How to get Apache Superset to connect to Athena
This took a couple of rounds for me, so I thought I’d just share my learnings on how to get Apache Superset connecting to Athena. I’m running this on my local Mac. These are NOT “how to set it up in prod” instructions.
I started with the instructions here: https://superset.incubator.apache.org/installation.html#start-with-docker
git clone https://github.com/apache/incubator-superset/
#
# Hidden steps here, to be revealed later in this post
#
cd incubator-superset/contrib/docker
docker-compose run --rm superset ./docker-init.sh
docker-compose up
This stood up the cluster for me. But, without the connectors I need, this is pretty much worthless.
The trick is that you need to customize your docker image to suit your needs.

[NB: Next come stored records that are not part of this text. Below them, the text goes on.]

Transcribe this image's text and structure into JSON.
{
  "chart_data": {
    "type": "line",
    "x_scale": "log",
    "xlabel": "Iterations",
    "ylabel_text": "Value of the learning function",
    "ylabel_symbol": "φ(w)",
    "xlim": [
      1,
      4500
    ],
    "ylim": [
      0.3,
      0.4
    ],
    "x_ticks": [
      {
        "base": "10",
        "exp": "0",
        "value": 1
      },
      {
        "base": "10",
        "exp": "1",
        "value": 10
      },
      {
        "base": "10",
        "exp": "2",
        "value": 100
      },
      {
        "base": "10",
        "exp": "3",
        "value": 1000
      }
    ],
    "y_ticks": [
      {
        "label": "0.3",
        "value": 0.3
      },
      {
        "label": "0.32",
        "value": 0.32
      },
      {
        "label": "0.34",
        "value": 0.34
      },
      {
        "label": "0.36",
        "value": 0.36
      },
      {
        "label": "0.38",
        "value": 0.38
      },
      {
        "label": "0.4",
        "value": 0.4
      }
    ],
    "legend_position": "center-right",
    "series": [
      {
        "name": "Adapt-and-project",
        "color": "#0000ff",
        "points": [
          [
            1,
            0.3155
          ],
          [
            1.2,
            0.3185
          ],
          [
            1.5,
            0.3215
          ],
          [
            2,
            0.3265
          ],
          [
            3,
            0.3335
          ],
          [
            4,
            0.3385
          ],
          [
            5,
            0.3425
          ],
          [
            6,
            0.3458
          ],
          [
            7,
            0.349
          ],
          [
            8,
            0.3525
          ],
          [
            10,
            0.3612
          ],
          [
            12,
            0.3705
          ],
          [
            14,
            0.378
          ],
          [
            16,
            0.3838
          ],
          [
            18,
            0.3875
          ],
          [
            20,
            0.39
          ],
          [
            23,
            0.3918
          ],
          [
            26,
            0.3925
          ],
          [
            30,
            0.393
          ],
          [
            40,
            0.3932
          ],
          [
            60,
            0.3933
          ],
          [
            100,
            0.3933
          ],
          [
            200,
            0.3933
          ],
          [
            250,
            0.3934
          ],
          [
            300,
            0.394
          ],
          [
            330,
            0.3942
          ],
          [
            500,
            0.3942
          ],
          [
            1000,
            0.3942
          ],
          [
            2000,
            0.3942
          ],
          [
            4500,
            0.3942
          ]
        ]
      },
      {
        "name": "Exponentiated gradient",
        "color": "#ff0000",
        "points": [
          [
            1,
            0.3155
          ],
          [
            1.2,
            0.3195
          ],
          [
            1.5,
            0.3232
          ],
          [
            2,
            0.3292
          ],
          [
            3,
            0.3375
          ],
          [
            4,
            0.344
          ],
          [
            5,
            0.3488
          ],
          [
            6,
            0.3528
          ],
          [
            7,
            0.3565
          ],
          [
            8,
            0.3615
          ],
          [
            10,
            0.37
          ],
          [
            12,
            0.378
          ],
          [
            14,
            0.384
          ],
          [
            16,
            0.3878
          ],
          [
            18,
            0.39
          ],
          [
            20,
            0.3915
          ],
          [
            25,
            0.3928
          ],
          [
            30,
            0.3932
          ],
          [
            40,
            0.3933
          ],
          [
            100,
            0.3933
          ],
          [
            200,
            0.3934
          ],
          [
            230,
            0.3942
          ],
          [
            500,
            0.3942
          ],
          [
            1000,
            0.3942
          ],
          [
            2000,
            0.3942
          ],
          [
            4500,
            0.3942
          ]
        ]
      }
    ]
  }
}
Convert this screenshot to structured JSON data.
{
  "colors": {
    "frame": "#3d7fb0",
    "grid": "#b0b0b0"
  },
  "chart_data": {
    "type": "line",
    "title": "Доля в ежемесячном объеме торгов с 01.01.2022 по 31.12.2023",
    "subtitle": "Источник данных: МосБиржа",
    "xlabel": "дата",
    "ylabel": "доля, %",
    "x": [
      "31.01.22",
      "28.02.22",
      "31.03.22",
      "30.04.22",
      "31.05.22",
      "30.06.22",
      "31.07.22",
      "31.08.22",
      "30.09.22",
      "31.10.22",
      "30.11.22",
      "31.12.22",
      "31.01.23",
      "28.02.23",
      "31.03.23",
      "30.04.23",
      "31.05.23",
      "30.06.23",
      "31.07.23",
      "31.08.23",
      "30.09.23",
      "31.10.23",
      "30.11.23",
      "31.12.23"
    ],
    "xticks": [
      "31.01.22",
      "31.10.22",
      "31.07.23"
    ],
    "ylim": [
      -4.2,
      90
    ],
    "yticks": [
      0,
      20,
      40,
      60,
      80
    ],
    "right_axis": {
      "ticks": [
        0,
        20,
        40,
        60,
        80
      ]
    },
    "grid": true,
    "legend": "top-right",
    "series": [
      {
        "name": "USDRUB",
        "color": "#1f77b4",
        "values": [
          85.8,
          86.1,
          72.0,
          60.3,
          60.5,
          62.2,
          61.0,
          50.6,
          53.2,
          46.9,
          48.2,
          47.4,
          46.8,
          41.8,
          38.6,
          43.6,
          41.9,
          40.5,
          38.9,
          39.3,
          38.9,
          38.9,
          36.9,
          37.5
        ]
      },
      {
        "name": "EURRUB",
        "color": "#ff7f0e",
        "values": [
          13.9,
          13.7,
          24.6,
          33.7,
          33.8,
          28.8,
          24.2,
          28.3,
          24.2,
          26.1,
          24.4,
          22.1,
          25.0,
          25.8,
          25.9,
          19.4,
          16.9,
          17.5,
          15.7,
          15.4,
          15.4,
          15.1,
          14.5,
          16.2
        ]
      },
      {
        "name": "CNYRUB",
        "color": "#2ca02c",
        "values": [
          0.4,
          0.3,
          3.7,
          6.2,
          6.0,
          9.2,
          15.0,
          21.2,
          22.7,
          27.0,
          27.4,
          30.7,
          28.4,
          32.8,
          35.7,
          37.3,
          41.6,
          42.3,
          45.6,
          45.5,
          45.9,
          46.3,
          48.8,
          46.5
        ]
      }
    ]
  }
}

So, after you git clone
you can edit your Dockerfile
to include:
apt install default-jre
pip install "PyAthenaJDBC>1.0.9"
Do these in the place in the Dockerfile
where you see similar looking commands.
e.g. my Dockerfile
has these sections in them
RUN apt-get install -y build-essential libssl-dev \
libffi-dev python3-dev libsasl2-dev libldap2-dev \
libxi-dev default-jre
and
RUN pip install --upgrade setuptools pip \
&& pip install -r requirements.txt -r requirements-dev.txt \
&& pip install "PyAthenaJDBC>1.0.9" \
&& rm -rf /root/.cache/pip
And, when you’re in the UI, this is the JDBC string you want:
awsathena+jdbc://<Your-AWS-key>:<Your-AWS-key-secret>@athena.<AWS-Region>.amazonaws.com/?s3_staging_dir=s3://aws-athena-query-results-XXXX-<AWS-Region>
Good luck, and happy Business Intelligencing!